USS Mount Whitney (LCC 20) arrives in its forward-deployed port of Gaeta, Italy Oct. 27, 2017. Photo: US Navy

US Navy’s Blue Ridge-class command ship USS Mount Whitney (LCC 20) completed a ten-month maintenance period in Rijeka, Croatia, returning to its forward-deployed homeport in Gaeta, Italy on October 27.

The flag ship of US 6th Fleet completed a shipyard maintenance evolution at the Croatian Viktor Lenac shipyard.

During the maintenance availability, shipyard teams completed work on Mount Whitney’s generators, propeller, habitability spaces and command, control, communications, computers, cyber and intelligence systems.

“We had nearly $45 million worth of work on the hull, mechanical and electrical systems of the ship, and a complete upgrade of the computer systems,” said Capt. Kavon Hakimzadeh, commanding officer.

One of the major changes on the ship was the computer system upgrade to the new navy standard, Consolidated Afloat Network Enterprise Services (CANES).

“We installed two new antennas that are more capable and secure and with significantly more bandwidth,” said Hakimzadeh. “The other important thing was the installation of CANES and the computer network onboard.”

The 10-month project, completed by a cooperative group of U.S. Navy, Military Sealift Command civil service mariners, U.S. contractors and local shipyard workers resulted in the complete overhaul of the 47-year-old ship.

“It took us about 10-months, a little bit longer than we anticipated based on finding some additional problems along the way,” Hakimzadeh added. “Given the age of the ship, it wasn’t surprising to find things here and there. It was a highly successful effort by everyone and there was great cooperation with the Viktor Lenac shipyard.”

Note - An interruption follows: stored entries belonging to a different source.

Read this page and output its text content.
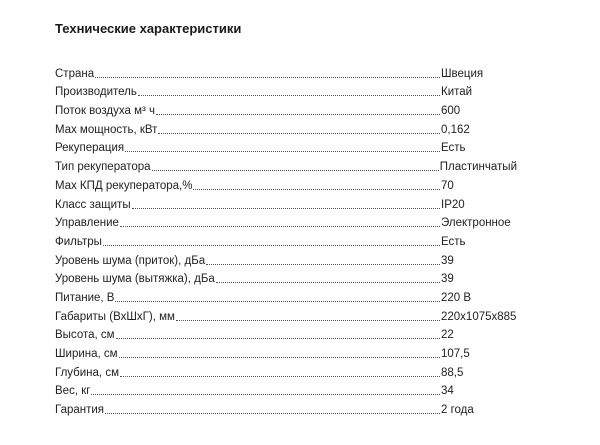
Технические характеристики
Страна	Швеция
Производитель	Китай
Поток воздуха м³ ч	600
Max мощность, кВт	0,162
Рекуперация	Есть
Тип рекуператора	Пластинчатый
Max КПД рекуператора,%	70
Класс защиты	IP20
Управление	Электронное
Фильтры	Есть
Уровень шума (приток), дБа	39
Уровень шума (вытяжка), дБа	39
Питание, В	220 В
Габариты (ВхШхГ), мм	220х1075х885
Высота, см	22
Ширина, см	107,5
Глубина, см	88,5
Вес, кг	34
Гарантия	2 года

Mount Whitney, forward-deployed to Gaeta, Italy, operates with a combined crew of US Navy sailors and Military Sealift Command civil service mariners. The civil service mariners perform navigation, deck engineering and supply service operations, while military personnel support communications, weapons systems and security. It is one of only two seaborne Joint Command Platforms in the US Navy, both of which are forward deployed.